A conferência de 1969, a primeira do gênero sobre o tema, ocorreu como consequência da abertura provocada pelo Concílio Vaticano II, ocorrido de 1962 a 1965. O papa Paulo 6º (1897-1978) era um entusiasta do diálogo com outros cristãos, judeus e adeptos de outras religiões. E também criou um secretariado próprio para ouvir a quem chamava de "descrentes" - segundo suas palavras, o ateísmo era "um dos assuntos mais sérios de nosso tempo".
O papa Francisco, que comanda a Igreja Católica desde 2013, já deu mostras de que procura abordar os ateus de forma respeitosa e sem um discurso de oposição.
No início deste ano, por exemplo, ele disse que é melhor viver como ateu dos que ir à missa e nutrir ódio pelos outros.
"Quantas vezes vemos o escândalo das pessoas que passam o dia na igreja e depois vivem a odiar ou a falar mal dos outros", afirmou ele.
"Vive como um ateu. Mas se vais à igreja, então vive como filho, como irmão, dá um verdadeiro exemplo."
O evento que começa nesta terça terá painéis que debaterão o que leva pessoas a crerem e o que leva pessoas a não crerem em Deus.
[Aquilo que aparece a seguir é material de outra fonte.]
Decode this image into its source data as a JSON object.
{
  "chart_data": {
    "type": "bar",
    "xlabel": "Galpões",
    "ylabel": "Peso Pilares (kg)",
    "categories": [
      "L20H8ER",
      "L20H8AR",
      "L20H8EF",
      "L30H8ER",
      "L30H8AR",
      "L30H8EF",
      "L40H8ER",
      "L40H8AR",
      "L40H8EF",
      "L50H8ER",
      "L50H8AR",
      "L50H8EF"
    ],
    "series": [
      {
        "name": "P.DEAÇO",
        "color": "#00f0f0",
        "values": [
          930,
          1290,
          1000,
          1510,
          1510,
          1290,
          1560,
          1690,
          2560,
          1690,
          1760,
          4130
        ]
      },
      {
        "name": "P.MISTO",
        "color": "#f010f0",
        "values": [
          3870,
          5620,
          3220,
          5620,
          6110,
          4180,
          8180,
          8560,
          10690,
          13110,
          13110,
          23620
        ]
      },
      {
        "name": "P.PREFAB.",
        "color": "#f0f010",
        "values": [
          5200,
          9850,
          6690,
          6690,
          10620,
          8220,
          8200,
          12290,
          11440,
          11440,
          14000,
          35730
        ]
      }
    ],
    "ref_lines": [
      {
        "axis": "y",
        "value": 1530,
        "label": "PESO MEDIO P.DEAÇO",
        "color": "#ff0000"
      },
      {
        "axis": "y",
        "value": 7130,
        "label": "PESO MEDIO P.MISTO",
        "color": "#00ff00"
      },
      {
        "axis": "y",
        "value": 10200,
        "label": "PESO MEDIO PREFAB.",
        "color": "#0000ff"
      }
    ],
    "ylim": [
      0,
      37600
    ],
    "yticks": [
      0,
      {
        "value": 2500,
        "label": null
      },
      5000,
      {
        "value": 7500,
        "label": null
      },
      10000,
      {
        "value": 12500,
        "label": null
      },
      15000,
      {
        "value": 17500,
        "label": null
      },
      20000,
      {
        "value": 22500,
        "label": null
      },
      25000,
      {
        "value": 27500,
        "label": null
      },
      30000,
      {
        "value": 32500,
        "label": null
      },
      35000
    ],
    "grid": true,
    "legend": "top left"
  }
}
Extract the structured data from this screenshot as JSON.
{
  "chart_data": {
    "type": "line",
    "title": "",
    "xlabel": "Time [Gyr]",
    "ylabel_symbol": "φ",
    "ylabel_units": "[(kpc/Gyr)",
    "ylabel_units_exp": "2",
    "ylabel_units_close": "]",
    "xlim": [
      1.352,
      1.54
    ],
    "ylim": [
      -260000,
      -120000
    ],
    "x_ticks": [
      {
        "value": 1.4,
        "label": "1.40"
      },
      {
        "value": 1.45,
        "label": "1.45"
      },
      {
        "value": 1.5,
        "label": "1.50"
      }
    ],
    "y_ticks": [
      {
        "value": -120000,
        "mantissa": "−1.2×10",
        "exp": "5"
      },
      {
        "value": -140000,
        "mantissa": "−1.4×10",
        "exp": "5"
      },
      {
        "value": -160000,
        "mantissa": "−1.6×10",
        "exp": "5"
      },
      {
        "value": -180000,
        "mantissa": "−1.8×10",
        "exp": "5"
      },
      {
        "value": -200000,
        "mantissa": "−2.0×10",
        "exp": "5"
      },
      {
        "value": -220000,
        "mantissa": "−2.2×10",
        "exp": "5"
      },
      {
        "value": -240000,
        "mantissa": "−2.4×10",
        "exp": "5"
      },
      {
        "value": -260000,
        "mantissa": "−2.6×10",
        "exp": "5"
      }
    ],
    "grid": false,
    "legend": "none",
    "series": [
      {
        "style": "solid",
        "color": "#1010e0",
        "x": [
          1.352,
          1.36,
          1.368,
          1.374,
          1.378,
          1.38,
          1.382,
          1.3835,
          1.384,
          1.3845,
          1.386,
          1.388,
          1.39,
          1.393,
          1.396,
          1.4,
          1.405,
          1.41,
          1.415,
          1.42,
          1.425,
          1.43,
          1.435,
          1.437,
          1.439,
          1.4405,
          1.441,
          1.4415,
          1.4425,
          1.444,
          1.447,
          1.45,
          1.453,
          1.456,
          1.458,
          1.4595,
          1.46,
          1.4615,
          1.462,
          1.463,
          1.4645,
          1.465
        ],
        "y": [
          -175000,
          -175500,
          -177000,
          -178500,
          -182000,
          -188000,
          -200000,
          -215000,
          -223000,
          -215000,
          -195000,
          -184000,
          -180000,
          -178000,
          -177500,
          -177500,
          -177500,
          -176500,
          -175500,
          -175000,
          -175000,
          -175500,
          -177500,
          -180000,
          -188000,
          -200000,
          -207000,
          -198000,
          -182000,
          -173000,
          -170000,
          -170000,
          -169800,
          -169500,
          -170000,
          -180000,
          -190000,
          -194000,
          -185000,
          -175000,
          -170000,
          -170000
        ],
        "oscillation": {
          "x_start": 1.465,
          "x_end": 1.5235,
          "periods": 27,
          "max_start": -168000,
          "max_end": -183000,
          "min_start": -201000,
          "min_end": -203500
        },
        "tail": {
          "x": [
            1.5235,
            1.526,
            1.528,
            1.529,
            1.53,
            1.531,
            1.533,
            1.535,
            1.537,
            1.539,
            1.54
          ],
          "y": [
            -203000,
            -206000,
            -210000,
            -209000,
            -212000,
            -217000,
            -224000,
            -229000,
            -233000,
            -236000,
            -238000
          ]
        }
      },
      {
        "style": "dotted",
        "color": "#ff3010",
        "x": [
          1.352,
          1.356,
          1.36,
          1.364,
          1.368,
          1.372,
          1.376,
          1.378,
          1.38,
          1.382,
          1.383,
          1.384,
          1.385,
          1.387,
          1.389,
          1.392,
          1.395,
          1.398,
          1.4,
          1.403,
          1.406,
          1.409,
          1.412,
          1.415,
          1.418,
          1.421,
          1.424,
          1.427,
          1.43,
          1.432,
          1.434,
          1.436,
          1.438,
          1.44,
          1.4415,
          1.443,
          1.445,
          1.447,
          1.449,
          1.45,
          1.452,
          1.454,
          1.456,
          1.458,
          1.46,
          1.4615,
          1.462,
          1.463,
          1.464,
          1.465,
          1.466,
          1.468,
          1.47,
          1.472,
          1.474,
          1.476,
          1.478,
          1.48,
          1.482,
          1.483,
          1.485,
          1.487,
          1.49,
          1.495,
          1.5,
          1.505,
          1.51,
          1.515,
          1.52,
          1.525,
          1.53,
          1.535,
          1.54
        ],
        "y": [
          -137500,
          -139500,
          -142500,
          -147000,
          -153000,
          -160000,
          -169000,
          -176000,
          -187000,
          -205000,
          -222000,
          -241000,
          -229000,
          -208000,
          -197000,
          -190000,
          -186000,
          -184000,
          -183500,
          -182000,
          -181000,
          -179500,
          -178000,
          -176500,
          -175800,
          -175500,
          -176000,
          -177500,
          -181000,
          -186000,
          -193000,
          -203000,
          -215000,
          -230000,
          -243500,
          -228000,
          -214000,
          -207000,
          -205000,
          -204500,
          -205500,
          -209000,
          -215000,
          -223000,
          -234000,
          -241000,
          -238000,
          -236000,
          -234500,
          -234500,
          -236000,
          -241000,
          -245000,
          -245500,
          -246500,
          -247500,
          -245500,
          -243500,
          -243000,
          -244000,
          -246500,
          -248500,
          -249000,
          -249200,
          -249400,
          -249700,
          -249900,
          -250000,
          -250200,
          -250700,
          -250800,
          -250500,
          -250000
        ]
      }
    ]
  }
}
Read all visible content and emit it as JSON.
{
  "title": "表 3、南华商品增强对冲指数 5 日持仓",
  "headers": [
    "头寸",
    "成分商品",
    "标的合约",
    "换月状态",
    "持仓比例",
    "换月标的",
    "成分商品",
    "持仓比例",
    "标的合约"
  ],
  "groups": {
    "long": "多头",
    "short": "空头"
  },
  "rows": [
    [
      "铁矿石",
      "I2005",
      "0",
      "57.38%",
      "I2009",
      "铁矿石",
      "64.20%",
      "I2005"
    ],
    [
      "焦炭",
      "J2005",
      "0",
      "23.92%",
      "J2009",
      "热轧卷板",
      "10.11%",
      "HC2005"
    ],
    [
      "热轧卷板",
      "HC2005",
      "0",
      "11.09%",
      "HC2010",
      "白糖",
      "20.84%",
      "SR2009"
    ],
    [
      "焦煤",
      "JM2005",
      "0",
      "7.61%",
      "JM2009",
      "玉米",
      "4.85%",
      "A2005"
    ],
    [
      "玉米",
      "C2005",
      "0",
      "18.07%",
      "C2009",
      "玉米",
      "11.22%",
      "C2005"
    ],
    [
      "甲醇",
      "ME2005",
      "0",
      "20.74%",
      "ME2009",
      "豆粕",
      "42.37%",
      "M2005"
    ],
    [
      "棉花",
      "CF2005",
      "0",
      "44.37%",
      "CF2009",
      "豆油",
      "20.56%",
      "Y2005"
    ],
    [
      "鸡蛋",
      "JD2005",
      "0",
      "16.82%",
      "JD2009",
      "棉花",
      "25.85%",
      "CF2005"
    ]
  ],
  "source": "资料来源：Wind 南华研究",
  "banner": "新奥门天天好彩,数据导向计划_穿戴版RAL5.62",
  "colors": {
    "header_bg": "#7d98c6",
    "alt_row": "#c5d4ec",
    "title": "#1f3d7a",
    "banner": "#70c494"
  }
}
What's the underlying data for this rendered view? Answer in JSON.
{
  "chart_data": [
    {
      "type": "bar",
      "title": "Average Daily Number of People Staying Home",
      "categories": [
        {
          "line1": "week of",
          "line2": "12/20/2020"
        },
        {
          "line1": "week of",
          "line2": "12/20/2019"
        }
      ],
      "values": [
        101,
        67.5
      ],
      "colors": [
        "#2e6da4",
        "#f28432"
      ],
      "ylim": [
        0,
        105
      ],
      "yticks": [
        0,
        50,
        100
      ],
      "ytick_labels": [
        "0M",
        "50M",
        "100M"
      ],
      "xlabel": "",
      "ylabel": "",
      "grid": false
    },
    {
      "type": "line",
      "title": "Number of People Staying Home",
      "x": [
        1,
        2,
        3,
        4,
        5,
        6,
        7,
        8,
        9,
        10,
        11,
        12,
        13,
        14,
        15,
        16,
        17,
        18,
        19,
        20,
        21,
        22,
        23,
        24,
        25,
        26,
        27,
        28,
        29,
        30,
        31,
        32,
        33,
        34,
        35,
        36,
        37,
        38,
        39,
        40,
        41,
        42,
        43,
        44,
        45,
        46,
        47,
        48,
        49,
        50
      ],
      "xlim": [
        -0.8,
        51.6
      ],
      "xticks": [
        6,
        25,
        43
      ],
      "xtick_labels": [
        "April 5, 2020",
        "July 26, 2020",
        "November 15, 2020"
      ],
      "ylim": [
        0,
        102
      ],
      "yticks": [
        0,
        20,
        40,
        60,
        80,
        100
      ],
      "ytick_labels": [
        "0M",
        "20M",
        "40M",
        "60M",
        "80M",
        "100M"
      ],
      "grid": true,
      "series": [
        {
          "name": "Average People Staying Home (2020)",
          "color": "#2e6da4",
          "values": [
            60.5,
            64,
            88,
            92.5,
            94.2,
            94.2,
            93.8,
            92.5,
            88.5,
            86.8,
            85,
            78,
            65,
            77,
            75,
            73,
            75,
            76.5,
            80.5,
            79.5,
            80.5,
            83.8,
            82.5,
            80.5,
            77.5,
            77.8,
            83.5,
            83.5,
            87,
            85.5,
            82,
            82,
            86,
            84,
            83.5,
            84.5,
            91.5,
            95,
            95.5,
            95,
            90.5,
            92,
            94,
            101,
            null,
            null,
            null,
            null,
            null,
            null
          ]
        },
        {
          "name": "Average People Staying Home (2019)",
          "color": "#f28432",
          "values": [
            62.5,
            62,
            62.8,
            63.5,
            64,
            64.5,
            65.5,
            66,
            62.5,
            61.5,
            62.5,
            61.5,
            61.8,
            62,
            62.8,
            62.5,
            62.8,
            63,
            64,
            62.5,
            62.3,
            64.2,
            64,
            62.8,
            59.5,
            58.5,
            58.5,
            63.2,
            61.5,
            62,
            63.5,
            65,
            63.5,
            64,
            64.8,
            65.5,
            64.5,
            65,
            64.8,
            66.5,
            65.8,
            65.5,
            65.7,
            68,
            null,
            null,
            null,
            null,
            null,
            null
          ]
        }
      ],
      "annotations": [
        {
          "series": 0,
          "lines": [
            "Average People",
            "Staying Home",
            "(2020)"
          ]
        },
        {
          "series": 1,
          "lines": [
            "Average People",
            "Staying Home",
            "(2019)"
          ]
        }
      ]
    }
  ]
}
Participam maioritariamente pesquisadores acadêmicos interessados no tema, como sociólogos, antropólogos, teólogos e filósofos - mas religiosos também são bem-vindos.
Em outubro de 2018, ele havia condenado publicamente o fato de muitos católicos lavarem dinheiro sujo, explorarem seus funcionários e cometerem delitos. "Há muitos católicos que são assim e eles causam escândalos", disse o pontífice. "Quantas vezes todos ouvimos pessoas dizerem 'se esta pessoa é católica, é melhor ser ateu'?".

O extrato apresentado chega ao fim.